Sequant is designed to be customizable without losing the ability to receive updates. This guide explains how to customize your workflow while maintaining update safety.

Sequant uses a two-layer system:

.claude/
├── skills/ # Package-managed (updated by sequant update/sync)
├── hooks/ # Package-managed
├── memory/ # Package-managed
├── settings.json # Package-managed
├── settings.local.json # YOUR settings/hook overrides (Claude Code merges this; gitignored)
└── .local/ # YOUR runtime overlays (never written by update/sync)
├── skills/<name>/overrides.md # Per-skill instruction deltas (read at invocation)
└── memory/constitution.md # Custom constitution additions (read at invocation)

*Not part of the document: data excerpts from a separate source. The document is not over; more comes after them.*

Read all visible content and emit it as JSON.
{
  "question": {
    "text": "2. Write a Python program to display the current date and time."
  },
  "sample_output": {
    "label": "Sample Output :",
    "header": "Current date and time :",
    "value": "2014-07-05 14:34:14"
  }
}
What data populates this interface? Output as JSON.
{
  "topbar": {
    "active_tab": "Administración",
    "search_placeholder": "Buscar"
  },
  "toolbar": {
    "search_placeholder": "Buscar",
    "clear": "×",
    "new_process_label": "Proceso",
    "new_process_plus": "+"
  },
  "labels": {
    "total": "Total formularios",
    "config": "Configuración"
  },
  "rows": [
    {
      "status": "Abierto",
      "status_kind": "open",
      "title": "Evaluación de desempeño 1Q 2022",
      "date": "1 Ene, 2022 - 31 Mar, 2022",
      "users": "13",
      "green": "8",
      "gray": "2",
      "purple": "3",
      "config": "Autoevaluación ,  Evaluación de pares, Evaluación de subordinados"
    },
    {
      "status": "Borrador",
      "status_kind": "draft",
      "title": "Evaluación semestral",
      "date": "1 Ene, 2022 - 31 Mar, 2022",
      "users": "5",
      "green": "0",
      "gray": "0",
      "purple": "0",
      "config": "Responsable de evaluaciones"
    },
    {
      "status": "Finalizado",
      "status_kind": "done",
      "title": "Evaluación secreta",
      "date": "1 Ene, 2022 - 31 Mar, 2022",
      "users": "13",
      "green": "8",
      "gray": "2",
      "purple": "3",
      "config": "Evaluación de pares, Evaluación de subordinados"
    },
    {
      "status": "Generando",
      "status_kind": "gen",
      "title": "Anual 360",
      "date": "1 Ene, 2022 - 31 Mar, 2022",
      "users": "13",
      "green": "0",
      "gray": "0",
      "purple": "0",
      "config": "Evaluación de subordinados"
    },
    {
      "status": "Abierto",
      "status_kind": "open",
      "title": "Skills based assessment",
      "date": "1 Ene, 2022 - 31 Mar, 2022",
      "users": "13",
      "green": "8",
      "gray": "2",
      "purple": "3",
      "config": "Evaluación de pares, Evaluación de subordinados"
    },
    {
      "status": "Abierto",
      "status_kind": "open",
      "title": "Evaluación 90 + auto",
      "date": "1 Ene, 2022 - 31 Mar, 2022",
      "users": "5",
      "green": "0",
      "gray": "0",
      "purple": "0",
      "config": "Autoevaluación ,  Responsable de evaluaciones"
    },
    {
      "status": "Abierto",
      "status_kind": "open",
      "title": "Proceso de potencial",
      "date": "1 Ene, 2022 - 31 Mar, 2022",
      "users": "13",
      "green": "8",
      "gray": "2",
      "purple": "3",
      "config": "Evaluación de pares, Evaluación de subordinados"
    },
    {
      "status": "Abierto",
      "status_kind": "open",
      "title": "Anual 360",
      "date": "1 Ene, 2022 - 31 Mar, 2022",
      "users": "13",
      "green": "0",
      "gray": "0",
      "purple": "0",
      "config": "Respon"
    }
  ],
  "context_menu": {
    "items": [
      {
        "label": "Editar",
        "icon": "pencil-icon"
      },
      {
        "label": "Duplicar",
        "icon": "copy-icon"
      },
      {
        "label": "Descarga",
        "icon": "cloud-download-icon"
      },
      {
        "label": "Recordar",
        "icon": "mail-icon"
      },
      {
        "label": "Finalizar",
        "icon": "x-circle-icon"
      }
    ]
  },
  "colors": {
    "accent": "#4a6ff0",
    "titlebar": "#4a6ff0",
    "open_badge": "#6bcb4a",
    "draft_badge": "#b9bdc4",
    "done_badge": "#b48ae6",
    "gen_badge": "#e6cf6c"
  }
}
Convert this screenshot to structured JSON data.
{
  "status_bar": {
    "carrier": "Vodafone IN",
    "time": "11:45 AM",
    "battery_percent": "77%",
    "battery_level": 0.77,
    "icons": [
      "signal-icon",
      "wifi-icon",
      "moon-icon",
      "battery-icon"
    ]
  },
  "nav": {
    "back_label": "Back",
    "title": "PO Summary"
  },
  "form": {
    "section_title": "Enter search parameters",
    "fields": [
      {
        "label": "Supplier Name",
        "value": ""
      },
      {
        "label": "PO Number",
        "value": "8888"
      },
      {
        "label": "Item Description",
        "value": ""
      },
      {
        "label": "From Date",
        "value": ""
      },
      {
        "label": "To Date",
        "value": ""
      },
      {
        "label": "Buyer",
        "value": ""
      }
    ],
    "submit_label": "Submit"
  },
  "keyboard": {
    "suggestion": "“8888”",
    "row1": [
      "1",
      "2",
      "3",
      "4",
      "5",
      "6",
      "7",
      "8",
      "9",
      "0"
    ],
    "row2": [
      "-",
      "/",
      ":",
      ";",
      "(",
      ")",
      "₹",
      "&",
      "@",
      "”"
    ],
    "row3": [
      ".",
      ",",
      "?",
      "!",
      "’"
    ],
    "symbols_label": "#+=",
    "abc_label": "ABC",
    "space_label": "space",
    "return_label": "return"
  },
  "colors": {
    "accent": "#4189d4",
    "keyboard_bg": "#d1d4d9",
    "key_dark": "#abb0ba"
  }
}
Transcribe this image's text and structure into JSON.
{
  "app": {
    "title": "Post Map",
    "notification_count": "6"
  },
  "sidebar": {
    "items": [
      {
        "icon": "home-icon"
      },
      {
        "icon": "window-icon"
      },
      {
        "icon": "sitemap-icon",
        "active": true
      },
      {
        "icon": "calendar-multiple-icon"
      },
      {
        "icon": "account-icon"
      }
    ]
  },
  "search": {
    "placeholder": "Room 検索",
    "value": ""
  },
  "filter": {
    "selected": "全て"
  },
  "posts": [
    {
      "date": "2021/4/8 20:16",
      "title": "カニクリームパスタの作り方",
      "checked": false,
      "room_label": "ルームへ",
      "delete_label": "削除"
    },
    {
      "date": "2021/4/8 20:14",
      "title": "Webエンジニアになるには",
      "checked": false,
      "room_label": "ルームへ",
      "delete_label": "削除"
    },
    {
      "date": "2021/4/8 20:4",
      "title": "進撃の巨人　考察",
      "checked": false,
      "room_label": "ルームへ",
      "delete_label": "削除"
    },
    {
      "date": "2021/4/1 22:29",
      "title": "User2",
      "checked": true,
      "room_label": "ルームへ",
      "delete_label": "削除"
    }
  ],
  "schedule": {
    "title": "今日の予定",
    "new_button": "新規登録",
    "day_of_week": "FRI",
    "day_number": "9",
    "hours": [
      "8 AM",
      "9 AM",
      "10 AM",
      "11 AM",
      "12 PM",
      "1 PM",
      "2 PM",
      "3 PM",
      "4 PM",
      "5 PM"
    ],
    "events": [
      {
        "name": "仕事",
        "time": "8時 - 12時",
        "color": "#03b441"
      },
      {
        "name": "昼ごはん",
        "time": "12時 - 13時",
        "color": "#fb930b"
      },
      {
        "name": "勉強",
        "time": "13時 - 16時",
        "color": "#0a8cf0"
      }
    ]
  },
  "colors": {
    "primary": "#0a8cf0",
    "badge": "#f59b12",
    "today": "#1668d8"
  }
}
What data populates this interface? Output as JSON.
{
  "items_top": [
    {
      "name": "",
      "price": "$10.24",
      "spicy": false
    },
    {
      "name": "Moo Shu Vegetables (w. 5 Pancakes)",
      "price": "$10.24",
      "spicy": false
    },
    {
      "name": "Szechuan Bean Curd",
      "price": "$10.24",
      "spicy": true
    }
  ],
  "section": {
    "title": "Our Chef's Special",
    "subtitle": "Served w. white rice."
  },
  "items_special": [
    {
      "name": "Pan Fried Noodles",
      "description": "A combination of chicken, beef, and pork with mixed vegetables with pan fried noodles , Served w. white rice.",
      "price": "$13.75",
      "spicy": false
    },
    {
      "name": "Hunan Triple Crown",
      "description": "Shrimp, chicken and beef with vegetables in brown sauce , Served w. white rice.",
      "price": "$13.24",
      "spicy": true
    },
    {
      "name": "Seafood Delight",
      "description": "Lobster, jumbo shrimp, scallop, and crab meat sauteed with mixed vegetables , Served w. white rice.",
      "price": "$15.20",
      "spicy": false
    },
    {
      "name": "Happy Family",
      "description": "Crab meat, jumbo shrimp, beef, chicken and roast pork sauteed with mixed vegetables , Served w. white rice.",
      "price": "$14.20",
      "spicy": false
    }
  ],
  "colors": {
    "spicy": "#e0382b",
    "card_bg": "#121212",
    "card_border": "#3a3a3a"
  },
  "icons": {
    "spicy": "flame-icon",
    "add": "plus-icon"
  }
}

Key principle: sequant update and sync never write into .claude/.local/, and they never delete files they don’t manage. But putting a file under .local/ is not enough on its own — it only has an effect if something actually reads it:

CustomizationWhere it goesWhat reads it
Modify an existing skill.claude/.local/skills/<name>/overrides.mdThe skill itself, at invocation (overlay directive)
Add a brand-new skill.claude/skills/<name>/ (checked in) or ~/.claude/skills/<name>/Claude Code skill discovery
Constitution additions.claude/.local/memory/constitution.mdThe constitution, at load time
Custom hooksA script + a .claude/settings.local.json entryClaude Code’s hook runner

Important: Claude Code’s skill discovery only scans ~/.claude/skills/ (user), .claude/skills/ (project), and plugin scopes. It does not scan .claude/.local/skills/. A full SKILL.md placed there is never loaded — see “Modifying an Existing Skill” below for the supported overlay mechanism.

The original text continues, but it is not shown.